Alshon Jeffery is expected to sustain the sporadic production he flashed when healthy as a rookie. And Earl Bennett, a long-time favorite of quarterback Jay Cutler, is looking to recapture his 2009 form when he caught 54 passes for 717 yards.
At least one of them is bound to be disappointed this season, even though Marshall knows the offense will be more productive if he doesn't have to carry such an uneven share of the load this season.
For now, it's a friendly competition.
"It's pretty fun," Martellus Bennett said. "Anytime (Earl) Bennett makes a play, me and Alshon look at each other like, 'We can't let him one-up us.' So everyone's out there fighting to get (the ball). We all want to be open, we all want to get the ball.
"We're happy when another guy makes a play, but we also feel challenged. So, if Brandon makes a great play, I have to make one. It's my turn. 'Come on coach, call something for me, I want to make a play. And Alshon's the same way. So you got three big guys out there that are not only competing against the defense, we try to out-do each other."
While Marshall has little left to prove individually, he knows that the Bears' group of receivers is held in low esteem, but he says it has the potential to change that perception.
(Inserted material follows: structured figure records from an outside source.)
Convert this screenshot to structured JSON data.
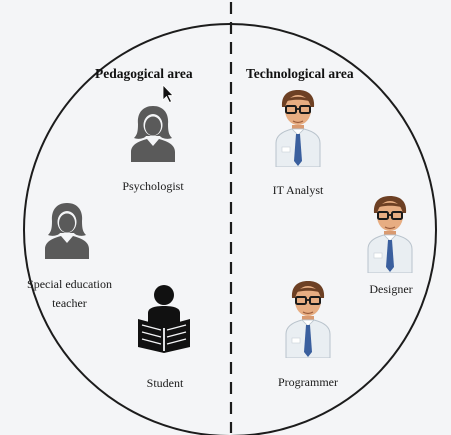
{
  "areas": {
    "left_title": "Pedagogical area",
    "right_title": "Technological area"
  },
  "roles": {
    "psychologist": "Psychologist",
    "special_teacher_line1": "Special education",
    "special_teacher_line2": "teacher",
    "student": "Student",
    "it_analyst": "IT Analyst",
    "designer": "Designer",
    "programmer": "Programmer"
  },
  "colors": {
    "circle": "#1c1c1c",
    "divider": "#1c1c1c",
    "female_icon": "#5a5a5a",
    "student_icon": "#111111",
    "shirt": "#e9eef2",
    "tie": "#3a5f9e",
    "skin": "#e7ad82",
    "hair": "#6d4024",
    "background": "#f4f5f7"
  },
  "icons": {
    "female": "female-person-icon",
    "student": "student-reading-icon",
    "male": "businessman-icon"
  }
}
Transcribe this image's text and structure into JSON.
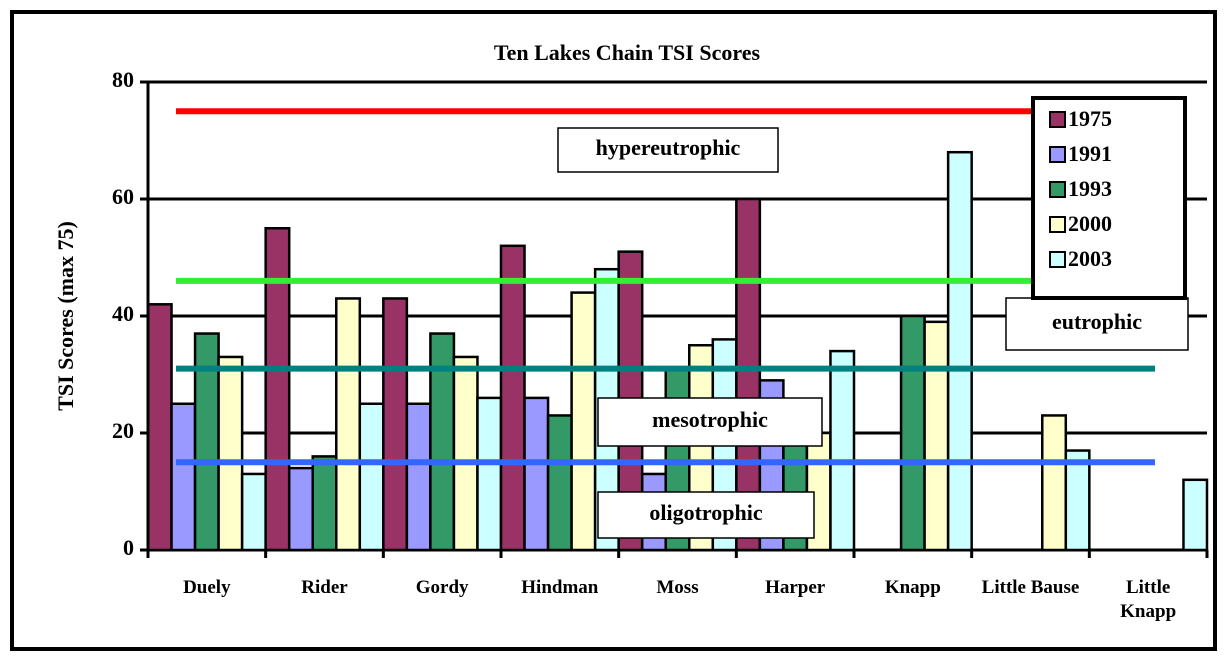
{
  "chart_data": {
    "type": "bar",
    "title": "Ten Lakes Chain TSI Scores",
    "y_label": "TSI Scores (max 75)",
    "categories": [
      "Duely",
      "Rider",
      "Gordy",
      "Hindman",
      "Moss",
      "Harper",
      "Knapp",
      "Little Bause",
      "Little Knapp"
    ],
    "series": [
      {
        "name": "1975",
        "color": "#993366",
        "values": [
          42,
          55,
          43,
          52,
          51,
          60,
          null,
          null,
          null
        ]
      },
      {
        "name": "1991",
        "color": "#9999ff",
        "values": [
          25,
          14,
          25,
          26,
          13,
          29,
          null,
          null,
          null
        ]
      },
      {
        "name": "1993",
        "color": "#339966",
        "values": [
          37,
          16,
          37,
          23,
          31,
          19,
          40,
          null,
          null
        ]
      },
      {
        "name": "2000",
        "color": "#ffffcc",
        "values": [
          33,
          43,
          33,
          44,
          35,
          20,
          39,
          23,
          null
        ]
      },
      {
        "name": "2003",
        "color": "#ccffff",
        "values": [
          13,
          25,
          26,
          48,
          36,
          34,
          68,
          17,
          12
        ]
      }
    ],
    "ylim": [
      0,
      80
    ],
    "yticks": [
      0,
      20,
      40,
      60,
      80
    ],
    "grid": true,
    "legend": "top-right",
    "reference_lines": [
      {
        "value": 75,
        "color": "#ff0000"
      },
      {
        "value": 46,
        "color": "#33ee33"
      },
      {
        "value": 31,
        "color": "#008080"
      },
      {
        "value": 15,
        "color": "#3366ff"
      }
    ],
    "annotations": [
      "hypereutrophic",
      "eutrophic",
      "mesotrophic",
      "oligotrophic"
    ]
  }
}
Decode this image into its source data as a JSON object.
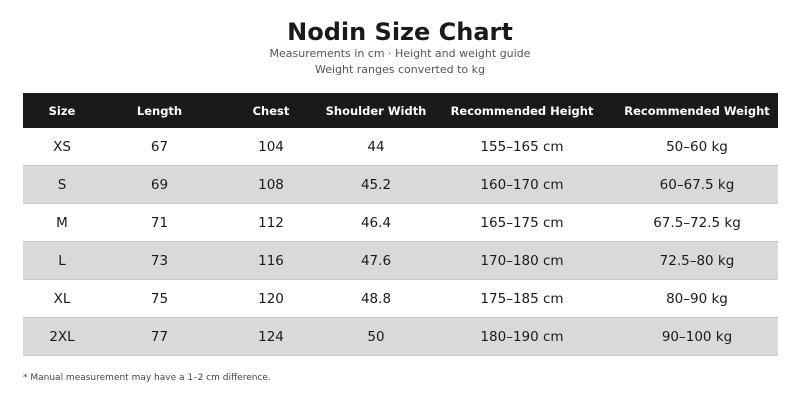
{
  "header": {
    "title": "Nodin Size Chart",
    "subtitle": "Measurements in cm · Height and weight guide",
    "note": "Weight ranges converted to kg"
  },
  "table": {
    "headers": [
      "Size",
      "Length",
      "Chest",
      "Shoulder Width",
      "Recommended Height",
      "Recommended Weight"
    ],
    "rows": [
      [
        "XS",
        "67",
        "104",
        "44",
        "155–165 cm",
        "50–60 kg"
      ],
      [
        "S",
        "69",
        "108",
        "45.2",
        "160–170 cm",
        "60–67.5 kg"
      ],
      [
        "M",
        "71",
        "112",
        "46.4",
        "165–175 cm",
        "67.5–72.5 kg"
      ],
      [
        "L",
        "73",
        "116",
        "47.6",
        "170–180 cm",
        "72.5–80 kg"
      ],
      [
        "XL",
        "75",
        "120",
        "48.8",
        "175–185 cm",
        "80–90 kg"
      ],
      [
        "2XL",
        "77",
        "124",
        "50",
        "180–190 cm",
        "90–100 kg"
      ]
    ]
  },
  "footnote": "* Manual measurement may have a 1–2 cm difference."
}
"We don't get a lot of credit (in the media)," Marshall said. "They actually say we're one of the weakest units on the team. But look around at the players that we have on this field. You see Alshon Jeffery making huge plays, going up in the back of the end zone, (on the) sideline, (making) toe-tap catches. Martellus Bennett, Earl Bennett, we're doing it all. We're excited and ready to come together as a unit."